In 1994, Alligator Bob sought help from two friends, University of Florida researchers, Fred Leak and Fred Johnson, to perform taste tests on the alligator meat.
Before the stick could be sent to the manufacturing plant in Missouri, though, Alligator Bob faced his biggest hurdle.
Few preservatives were available that could prevent alligator meat from going rancid and, without funding, a new type of preservative could not be made. Also, there were no regulations on alligator meat from the United States Department of Agriculture, so the stick could not pass inspection.
The solution to this problem came in the form of a pig.

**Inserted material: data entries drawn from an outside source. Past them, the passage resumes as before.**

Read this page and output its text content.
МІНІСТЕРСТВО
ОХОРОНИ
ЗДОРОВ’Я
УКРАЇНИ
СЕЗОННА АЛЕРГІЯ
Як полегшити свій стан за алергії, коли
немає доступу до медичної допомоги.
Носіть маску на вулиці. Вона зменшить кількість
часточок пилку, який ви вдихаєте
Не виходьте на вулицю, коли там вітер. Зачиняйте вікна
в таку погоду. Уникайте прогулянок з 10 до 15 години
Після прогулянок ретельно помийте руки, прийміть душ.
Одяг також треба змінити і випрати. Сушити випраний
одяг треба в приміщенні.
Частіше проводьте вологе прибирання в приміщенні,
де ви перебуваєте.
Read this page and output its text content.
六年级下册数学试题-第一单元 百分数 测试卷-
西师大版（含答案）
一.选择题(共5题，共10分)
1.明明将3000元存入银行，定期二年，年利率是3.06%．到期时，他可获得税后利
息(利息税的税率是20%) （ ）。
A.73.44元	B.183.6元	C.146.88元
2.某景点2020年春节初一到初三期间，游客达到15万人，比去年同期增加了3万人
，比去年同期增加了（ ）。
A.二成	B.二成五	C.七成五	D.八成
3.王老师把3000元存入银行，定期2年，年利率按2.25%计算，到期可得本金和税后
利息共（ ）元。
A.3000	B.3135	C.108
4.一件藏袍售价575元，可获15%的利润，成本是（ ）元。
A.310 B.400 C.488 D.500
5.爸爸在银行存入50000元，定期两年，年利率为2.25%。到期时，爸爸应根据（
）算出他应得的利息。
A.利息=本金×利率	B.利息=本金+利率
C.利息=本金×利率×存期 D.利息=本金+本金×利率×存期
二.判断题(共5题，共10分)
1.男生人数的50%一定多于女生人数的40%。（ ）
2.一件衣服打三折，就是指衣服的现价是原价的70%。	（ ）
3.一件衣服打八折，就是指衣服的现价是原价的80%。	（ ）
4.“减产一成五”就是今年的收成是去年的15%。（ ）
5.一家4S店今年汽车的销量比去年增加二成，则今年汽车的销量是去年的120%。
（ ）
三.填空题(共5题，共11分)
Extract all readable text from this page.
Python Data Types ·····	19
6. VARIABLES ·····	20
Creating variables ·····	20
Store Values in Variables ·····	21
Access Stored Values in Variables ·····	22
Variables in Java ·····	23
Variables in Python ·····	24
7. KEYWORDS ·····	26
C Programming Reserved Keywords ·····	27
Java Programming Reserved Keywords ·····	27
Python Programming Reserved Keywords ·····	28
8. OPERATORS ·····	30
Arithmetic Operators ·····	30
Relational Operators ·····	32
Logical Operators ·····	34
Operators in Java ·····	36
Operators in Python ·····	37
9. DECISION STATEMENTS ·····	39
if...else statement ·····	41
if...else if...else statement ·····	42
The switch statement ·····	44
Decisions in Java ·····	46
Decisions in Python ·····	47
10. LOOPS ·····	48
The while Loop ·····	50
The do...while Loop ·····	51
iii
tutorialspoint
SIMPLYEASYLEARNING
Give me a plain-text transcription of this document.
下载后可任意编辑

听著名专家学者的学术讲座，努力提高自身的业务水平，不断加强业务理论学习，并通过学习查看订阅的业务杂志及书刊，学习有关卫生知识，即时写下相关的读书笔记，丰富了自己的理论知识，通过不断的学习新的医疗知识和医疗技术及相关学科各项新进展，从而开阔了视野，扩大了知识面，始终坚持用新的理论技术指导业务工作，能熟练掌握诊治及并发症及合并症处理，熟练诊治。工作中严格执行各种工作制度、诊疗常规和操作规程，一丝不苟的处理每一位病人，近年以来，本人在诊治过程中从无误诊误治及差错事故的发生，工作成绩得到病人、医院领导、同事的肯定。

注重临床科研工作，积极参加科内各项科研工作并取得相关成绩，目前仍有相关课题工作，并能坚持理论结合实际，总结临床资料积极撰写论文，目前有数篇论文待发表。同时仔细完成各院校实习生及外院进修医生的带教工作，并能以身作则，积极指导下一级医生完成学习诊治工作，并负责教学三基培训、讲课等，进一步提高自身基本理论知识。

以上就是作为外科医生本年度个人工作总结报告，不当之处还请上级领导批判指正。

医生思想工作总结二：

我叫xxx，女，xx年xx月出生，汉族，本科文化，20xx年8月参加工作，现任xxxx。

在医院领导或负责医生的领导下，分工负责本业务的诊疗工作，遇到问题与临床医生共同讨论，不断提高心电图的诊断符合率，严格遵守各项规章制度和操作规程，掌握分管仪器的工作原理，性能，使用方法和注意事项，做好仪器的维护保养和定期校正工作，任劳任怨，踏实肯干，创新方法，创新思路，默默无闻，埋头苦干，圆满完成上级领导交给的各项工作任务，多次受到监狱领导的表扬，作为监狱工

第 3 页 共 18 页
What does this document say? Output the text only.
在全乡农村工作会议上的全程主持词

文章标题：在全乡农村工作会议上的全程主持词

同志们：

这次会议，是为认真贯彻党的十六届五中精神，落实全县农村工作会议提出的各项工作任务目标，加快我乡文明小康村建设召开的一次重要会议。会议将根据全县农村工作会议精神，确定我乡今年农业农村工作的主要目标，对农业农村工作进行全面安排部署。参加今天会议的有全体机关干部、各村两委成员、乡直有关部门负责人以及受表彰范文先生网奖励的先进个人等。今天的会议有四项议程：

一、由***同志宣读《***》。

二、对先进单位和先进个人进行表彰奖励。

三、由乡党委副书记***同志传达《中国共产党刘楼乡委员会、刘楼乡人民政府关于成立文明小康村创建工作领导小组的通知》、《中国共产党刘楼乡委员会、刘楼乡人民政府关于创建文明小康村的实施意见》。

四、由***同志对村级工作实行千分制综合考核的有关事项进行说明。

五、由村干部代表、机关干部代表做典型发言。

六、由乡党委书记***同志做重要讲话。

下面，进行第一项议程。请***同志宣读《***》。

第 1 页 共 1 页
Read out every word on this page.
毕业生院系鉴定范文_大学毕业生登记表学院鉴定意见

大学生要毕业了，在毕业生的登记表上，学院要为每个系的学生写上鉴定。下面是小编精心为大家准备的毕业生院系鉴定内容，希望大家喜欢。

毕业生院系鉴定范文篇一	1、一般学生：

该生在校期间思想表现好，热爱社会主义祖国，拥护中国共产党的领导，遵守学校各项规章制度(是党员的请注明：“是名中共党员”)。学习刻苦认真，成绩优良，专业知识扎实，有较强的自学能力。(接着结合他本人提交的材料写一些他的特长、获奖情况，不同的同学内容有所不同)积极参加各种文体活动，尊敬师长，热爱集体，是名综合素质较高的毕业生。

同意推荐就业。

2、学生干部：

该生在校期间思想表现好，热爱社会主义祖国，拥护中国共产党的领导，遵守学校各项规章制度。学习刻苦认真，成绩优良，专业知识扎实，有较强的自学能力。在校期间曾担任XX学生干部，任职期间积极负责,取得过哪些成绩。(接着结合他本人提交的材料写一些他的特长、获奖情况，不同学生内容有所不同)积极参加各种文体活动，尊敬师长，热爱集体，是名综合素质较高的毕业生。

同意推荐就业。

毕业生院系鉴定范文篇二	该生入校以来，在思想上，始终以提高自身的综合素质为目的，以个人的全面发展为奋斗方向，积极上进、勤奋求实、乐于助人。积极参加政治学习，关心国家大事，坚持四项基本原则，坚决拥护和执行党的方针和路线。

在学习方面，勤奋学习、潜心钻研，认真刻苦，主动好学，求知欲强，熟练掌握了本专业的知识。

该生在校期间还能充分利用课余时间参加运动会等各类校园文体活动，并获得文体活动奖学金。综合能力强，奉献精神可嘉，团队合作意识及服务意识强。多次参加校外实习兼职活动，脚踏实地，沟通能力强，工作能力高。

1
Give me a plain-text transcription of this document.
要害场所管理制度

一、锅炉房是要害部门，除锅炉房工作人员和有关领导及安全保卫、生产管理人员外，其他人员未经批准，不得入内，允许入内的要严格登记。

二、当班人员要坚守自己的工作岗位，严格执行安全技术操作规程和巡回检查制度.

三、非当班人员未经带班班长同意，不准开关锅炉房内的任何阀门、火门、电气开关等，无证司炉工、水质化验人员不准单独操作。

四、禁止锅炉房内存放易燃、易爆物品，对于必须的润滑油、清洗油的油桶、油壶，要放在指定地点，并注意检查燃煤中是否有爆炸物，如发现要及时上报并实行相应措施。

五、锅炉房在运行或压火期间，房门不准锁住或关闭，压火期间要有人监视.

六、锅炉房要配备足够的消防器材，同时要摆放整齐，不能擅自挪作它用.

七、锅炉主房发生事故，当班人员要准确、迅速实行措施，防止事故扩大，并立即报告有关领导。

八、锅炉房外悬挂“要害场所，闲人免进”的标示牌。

Adding pork into the mixture allowed the stick to meet USDA inspections. At the manufacturing plant, the alligator meat is broken down into “mush” and is mixed with pork, which serves as a “binder,” Alligator Bob explains. The meat is then placed under high pressure to create a solid stick of meat.
Packaged in vacuum-sealed plastic with a picture of an alligator on the front, the meat sticks hit shelves. Originally, they came in only one flavor, but Alligator Bob quickly developed other flavors of sticks and jerky as more than 200 gift shops, seafood stores and tourist attractions began asking, “What else you got?”
Now, Alligator Bob offers two flavors of meat sticks: original, and hot and spicy. He also offers two flavors of gator jerky in original and Cajun spice.
Unable to trap enough alligators for the meat sticks and jerky, Alligator Bob now purchases the meat from local farms.
With over 400,000 sticks sold each year, Alligator Bob no longer drags alligators from living rooms. But he still has goals.
“I’d like to see every tourist take with them a gator stick,” he says.